The whole area of ‘directed search’ tends to be ignored. IMHO there’s a very large opportunity to ‘put bounds on the search’ and find a whole lot of primes. Just not the biggest one… FWIW, I also ran into a formula that gave a large number of primes over one small span. It had variations with 4th power and 5th power functions. IMHO, that’s just a statistical quirk in that segment of the prime space. It ought not take a 5th power term to put bounds on primes….
OK, so that’s the “idea”. And it’s on my “someday” list of things to do to tighten it up a bit… but as I’ve got way more “things to do” than “time to do them”, I figured maybe someone else could benefit from the idea. The simple approach is to plot the first few million prime numbers, put a ‘best fit’ curve through them (automated codes for that exist now) and put ‘bounds’ curves on each side of them. At that point, searching each way from the best fit curve and out to the bounds (or just a touch beyond) ought to exhaustively find all primes with minimal computes. What to do with them is “for another day” ;-)
One can only wonder if someone else has thought of this. Pre-compute a whole lot of ‘products of primes’. Put them in a Very Large Lookup Table and then when it’s desired to ‘factor a very large number’ it is just a single ‘lookup’ in said peta-byte of data… not a very large compute workload at all…. As TB scale storage is on the order of $100 (or less…) and a single ‘lookup’ doesn’t take a lot of seek nor transfer speed, it is very do-able to precompute and store a very large number of such products into very slow and cheap storage. It’s the “size” that matters, not the transfer speed….
With that, I hope I’ve not just obsoleted a large amount of crypto gear ;-) I’m not too worried, as it likely would take a large budget to prove the thesis and those folks are already well funded and ‘further along’ than I am; so at most I’d be ‘spilling the beans’ to the rest of us… and that’s a good thing…

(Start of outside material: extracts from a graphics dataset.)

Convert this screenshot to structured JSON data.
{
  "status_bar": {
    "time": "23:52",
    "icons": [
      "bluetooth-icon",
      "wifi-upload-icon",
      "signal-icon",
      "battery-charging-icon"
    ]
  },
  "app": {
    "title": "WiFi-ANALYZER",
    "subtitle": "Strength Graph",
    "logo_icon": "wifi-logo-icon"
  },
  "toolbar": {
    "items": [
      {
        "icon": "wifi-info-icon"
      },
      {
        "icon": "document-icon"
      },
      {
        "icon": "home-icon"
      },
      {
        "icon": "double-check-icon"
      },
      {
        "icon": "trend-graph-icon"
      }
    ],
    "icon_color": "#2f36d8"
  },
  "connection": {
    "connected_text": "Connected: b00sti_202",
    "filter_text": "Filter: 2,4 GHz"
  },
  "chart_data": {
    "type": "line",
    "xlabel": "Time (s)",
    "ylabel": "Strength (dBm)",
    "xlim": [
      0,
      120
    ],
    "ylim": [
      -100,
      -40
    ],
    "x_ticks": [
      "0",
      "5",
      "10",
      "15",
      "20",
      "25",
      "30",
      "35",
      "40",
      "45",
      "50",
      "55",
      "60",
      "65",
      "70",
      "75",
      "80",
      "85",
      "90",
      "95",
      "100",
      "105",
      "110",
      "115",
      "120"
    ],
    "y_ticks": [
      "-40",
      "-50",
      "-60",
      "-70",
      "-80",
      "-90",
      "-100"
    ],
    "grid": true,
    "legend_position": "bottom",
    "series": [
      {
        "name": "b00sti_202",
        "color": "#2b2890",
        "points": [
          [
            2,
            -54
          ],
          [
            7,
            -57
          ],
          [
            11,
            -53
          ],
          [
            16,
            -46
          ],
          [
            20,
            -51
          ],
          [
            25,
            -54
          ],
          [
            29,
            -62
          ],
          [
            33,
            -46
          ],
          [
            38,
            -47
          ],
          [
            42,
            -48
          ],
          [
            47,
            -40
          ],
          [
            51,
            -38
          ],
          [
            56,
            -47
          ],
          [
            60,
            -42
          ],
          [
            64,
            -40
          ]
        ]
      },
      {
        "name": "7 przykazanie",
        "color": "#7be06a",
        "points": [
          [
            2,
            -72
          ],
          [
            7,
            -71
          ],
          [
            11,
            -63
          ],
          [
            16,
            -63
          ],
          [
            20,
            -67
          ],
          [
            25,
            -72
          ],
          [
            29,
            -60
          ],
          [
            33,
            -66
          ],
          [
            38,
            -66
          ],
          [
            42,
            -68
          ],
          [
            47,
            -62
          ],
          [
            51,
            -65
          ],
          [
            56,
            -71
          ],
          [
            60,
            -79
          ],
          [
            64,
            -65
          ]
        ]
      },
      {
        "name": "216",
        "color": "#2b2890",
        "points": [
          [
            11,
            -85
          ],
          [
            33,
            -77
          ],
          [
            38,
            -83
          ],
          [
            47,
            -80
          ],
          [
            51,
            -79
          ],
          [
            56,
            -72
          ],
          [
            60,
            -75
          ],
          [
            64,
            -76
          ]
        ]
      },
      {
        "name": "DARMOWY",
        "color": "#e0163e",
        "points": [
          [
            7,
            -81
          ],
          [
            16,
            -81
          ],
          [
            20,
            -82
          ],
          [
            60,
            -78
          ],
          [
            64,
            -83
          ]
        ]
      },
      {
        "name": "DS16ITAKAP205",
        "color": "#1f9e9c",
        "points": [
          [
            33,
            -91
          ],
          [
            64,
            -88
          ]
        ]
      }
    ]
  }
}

Peta-FLOP scale computers are ‘reasonable’ and ‘femto-byte’ storage is possible. Folks who can fund that scale of compute farm have a whole different way of looking at problems…. so “Why factor a large number when you can just do a lookup?” is a reasonable question at that scale…
I think i’ve shown that computing the data to fill that lookup-store is a reasonable problem to solve.